Overfitting was assessed by comparing the performance metrics (AUC, F1) on the Training Set versus the Test Set. A small difference indicates good generalization, while a large drop suggests overfitting.
- ROC Curves: Compare the trade-off between True Positive Rate and False Positive Rate for all models.

- Precision-Recall Curves: Compare the trade-off between Precision and Recall for all models, often more informative for imbalanced datasets.

- Confusion Matrix (Best Model): Shows the specific counts of correct and incorrect predictions for the best performing model (determined by Test AUC).
| Model | AUC | F1 | Precision | Recall | Accuracy | AUC_train | F1_train |
|---|---|---|---|---|---|---|---|
| XGBoost | 0.9981 | 0.9830 | 0.9731 | 0.9931 | 0.9918 | 0.9973 | 0.9790 |
| Random Forest | 0.9974 | 0.9779 | 0.9664 | 0.9897 | 0.9894 | 0.9994 | 0.9797 |
| LightGBM | 0.9967 | 0.9521 | 0.9172 | 0.9897 | 0.9763 | 0.9982 | 0.9706 |
| Logistic Regression | 0.9644 | 0.9000 | 0.8738 | 0.9278 | 0.9510 | 0.9679 | 0.8952 |
- Observations:
- XGBoost achieved the highest Test AUC (0.9981) and Test F1-Score (0.9830), making it the best performing model in this run.
- Random Forest and LightGBM also performed exceptionally well, very close to XGBoost.
- All ensemble/boosting models significantly outperformed the Logistic Regression baseline.
- The comparison between Train and Test metrics shows minimal differences for the top models, indicating excellent generalization and negligible overfitting.
- Key Observations (XGBoost):
- Dominant Features: The interaction term
cpu_x_memand individual resource requests (memory_mib,cpu_milli) are the most important factors. - Secondary Features: Scheduling outcomes (
scheduling_latency_sec,scheduled_time_missing), GPU requests (gpu_milli), cluster context (recent_failure_rate,cluster_req_gpu_milli), and QoS levels (qos_LS,qos_BE) are also highly predictive. - Contributing Features: Time of day (
creation_hour), GPU count (num_gpu), and other cluster metrics provide additional, though less critical, information.
- Dominant Features: The interaction term
This project successfully developed high-performance machine learning models (XGBoost, LightGBM, Random Forest) capable of accurately predicting pod failures based on the Alibaba Cluster Trace v2023 dataset.
- Approach: A robust methodology involving time-based splitting, comprehensive feature engineering (including cluster state and temporal features), hyperparameter tuning with Optuna, and careful evaluation was employed.
- Performance: The best model (XGBoost) achieved excellent results on the hold-out test set (AUC ~0.998, F1 ~0.983) with minimal overfitting.
- Key Predictors: Pod resource requests (CPU, Memory, and their interaction), scheduling outcomes (latency, success/failure), QoS levels, and cluster context (recent failures, GPU demand) were identified as the most important factors influencing pod failure prediction in this dataset.
- Limitations: The prediction is based solely on data available at pod creation time (requests, cluster state) and scheduling outcomes.

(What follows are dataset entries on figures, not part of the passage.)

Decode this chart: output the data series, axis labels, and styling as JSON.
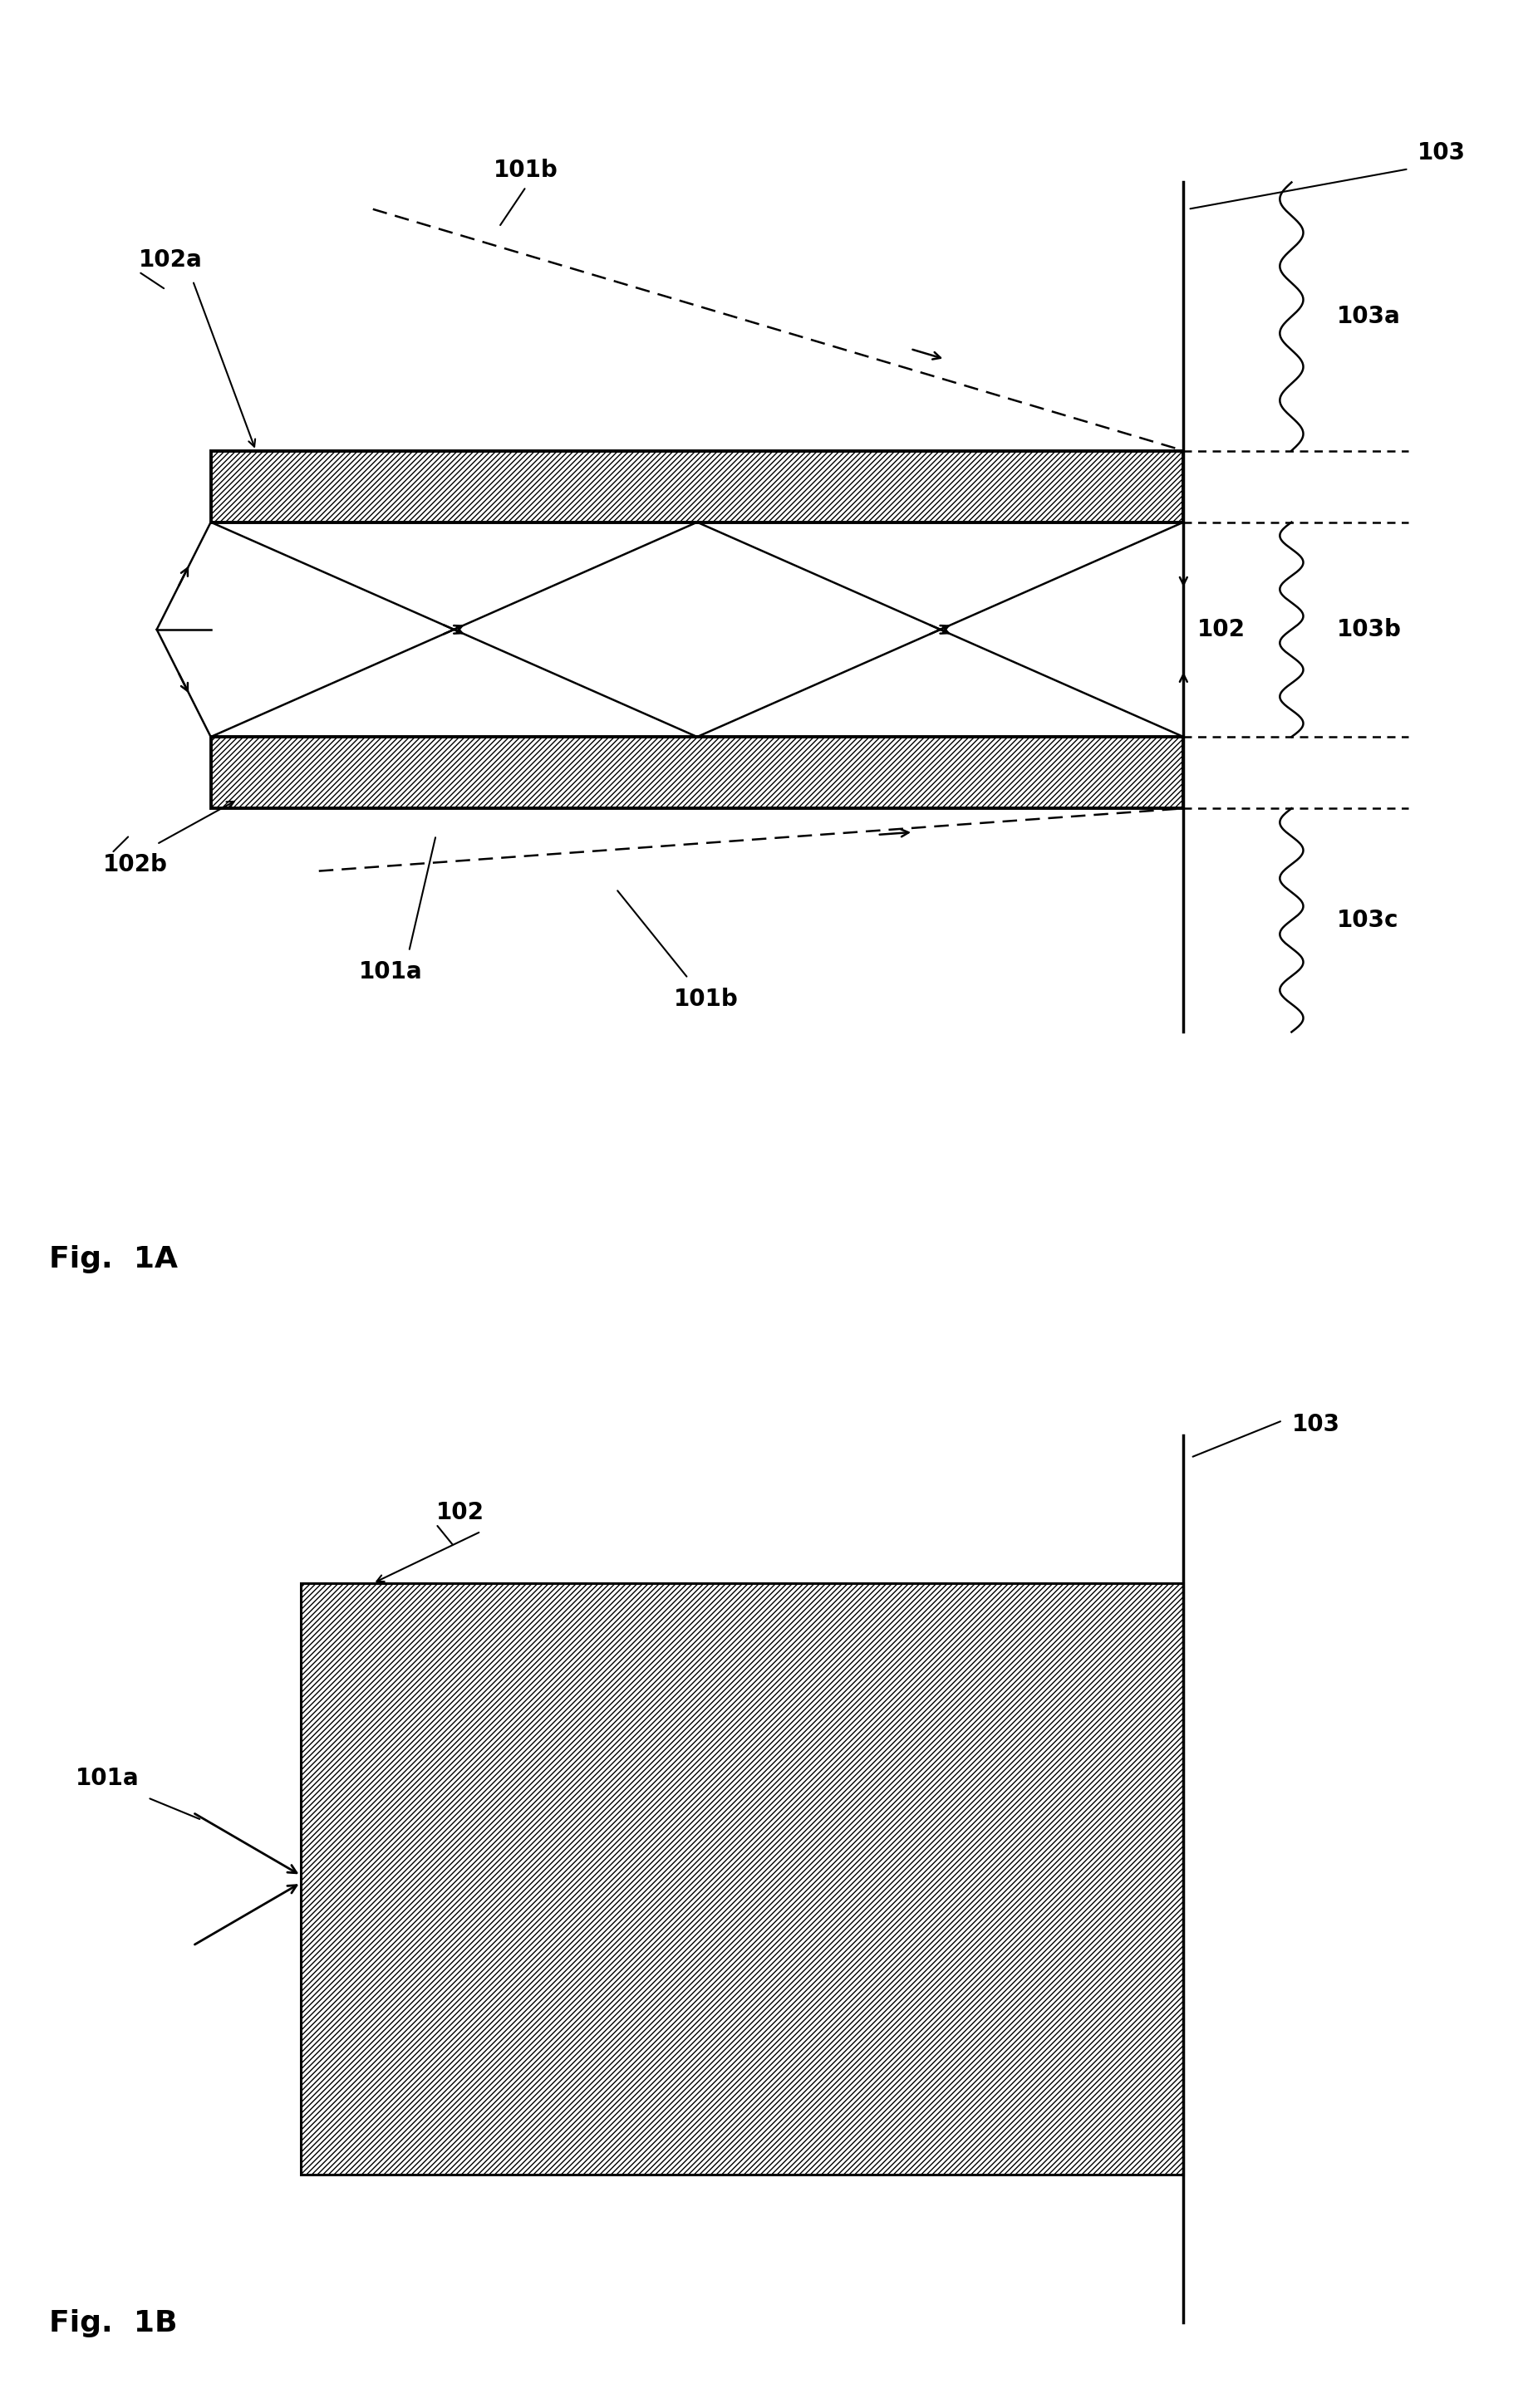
{
  "fig_width": 18.45,
  "fig_height": 28.99,
  "bg_color": "#ffffff",
  "lc": "#000000",
  "fig1a_label": "Fig.  1A",
  "fig1b_label": "Fig.  1B",
  "l103_1a": "103",
  "l101b_top": "101b",
  "l102a": "102a",
  "l103a": "103a",
  "l102_mid": "102",
  "l103b": "103b",
  "l102b": "102b",
  "l101a_1a": "101a",
  "l101b_bot": "101b",
  "l103c": "103c",
  "l102_1b": "102",
  "l101a_1b": "101a",
  "l103_1b": "103"
}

It does not incorporate real-time resource usage metrics, network/disk IO, or application logs, which limits the ability to predict failures caused by runtime issues not correlated with the input features or to diagnose the specific type of failure (e.g., OOMKilled vs. crash loop).
This work fulfills the core requirements of Phase 1 by demonstrating the ability to predict pod failures with high accuracy using a publicly available dataset and standard ML techniques. The saved XGBoost model (model_XGBoost.json) is recommended for potential use in Phase 2.